Review: WORTH DYING FOR by Lee Child

WORTH DYING FOR by Lee Child (Bantam, 2010)

Reviewed by Craig Sisterson

There's deadly trouble in the wilds of Nebraska...and Reacher walks right into it. First he falls foul of the Duncans, a local clan that has terrified an entire county into submission. But it's the unsolved case of a missing eight-year-old girl, already decades old, that Reacher can't let go.

The Duncans want Reacher gone - or dead. And it's not just past secrets they're trying to hide. They're awaiting a asecret shipment that's already late - and they have the kind of customers no one can afford to annoy. For as dangerous as the Duncans are, they're just the bottom of a criminal food chain stretching halfway around the world.

Lee Child, whose thrillers regularly top bestseller charts around the world, broke his long-held book-a-year pattern by squeezing in a second Jack Reacher tale, the fifteenth overall, late last year, delighting fans.

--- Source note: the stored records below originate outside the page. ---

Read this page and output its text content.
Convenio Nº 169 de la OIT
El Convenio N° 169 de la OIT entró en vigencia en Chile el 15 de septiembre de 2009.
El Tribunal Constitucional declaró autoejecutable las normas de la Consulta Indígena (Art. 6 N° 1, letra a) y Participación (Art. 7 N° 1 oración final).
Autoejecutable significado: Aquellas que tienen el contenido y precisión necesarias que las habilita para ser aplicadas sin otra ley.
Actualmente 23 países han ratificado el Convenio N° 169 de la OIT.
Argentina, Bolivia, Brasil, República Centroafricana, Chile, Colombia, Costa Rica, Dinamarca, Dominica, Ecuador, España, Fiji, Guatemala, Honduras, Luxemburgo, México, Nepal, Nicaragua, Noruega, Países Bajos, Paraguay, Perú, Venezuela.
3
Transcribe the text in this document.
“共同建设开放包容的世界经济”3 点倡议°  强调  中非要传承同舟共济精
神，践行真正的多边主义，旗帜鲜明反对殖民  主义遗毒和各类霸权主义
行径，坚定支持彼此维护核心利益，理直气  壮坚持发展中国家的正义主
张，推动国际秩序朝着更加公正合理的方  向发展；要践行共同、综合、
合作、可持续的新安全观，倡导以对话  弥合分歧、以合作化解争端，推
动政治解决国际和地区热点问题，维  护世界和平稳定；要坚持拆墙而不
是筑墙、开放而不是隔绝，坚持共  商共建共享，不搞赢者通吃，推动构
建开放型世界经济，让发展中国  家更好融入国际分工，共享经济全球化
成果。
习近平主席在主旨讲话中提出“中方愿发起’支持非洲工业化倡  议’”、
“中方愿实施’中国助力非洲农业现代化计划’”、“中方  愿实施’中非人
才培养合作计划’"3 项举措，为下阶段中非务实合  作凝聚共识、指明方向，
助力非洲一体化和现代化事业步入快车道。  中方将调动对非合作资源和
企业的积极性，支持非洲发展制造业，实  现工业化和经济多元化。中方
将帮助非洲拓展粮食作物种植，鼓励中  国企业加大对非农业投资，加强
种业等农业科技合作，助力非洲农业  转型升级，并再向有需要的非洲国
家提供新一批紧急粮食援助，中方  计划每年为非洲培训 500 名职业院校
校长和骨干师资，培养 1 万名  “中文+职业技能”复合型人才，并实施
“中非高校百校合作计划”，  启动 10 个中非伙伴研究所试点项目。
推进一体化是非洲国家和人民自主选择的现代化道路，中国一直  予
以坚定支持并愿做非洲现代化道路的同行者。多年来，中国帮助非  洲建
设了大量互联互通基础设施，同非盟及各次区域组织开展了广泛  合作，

The taciturn wandering hero ended the excellent 61 Hours in a precarious position in blizzard-bashed South Dakota. Now he’s resurfaced in the rural expanses of Nebraska, bruised and battered. After dealing out some much-needed street justice to a wife-beater, Reacher finds himself in the cross-hairs of the powerful family who’ve ruled the area through fear and intimidation for decades. The situation worsens when three teams of professional ‘fixers’ arrive in town, looking to protect a lucrative criminal enterprise on behalf of their various bosses, and perhaps wipe out some of the competition. With Reacher caught in the middle.

Child delivers his usual punchy, page-turning style that hooks readers early and takes you on a fun ride. There’s plenty of action and thrills, along with some suspense as to what’s really going on. However, at times I found the storytelling a little ‘thin’ or one-note, enjoyable but not completely engaging or layered. We learn a little more about Reacher, who over the course of the series has become a character with more complexity than is first apparent. But Worth Dying For kind of feels a little like a fun pit-stop between 61 Hours and whatever the future holds.

A good read for the beach, bach or camping ground over summer.

Craig Sisterson is a lawyer turned legal journalist who also writes books features for magazines and newspapers in New Zealand and Australia. He has interviewed dozens of crime writers,and is the founder of the Ngaio Marsh Awards. You can follow him on Twitter: @craigsisterson

2 comments:

  1. I rather enjoyed 61 Hours-- the doctor's timely cortisone injections felt like a bit of a convenient fix (especially since Jack's arms never bothered him thereafter), but it didn't get in the way of a rollicking fun time!!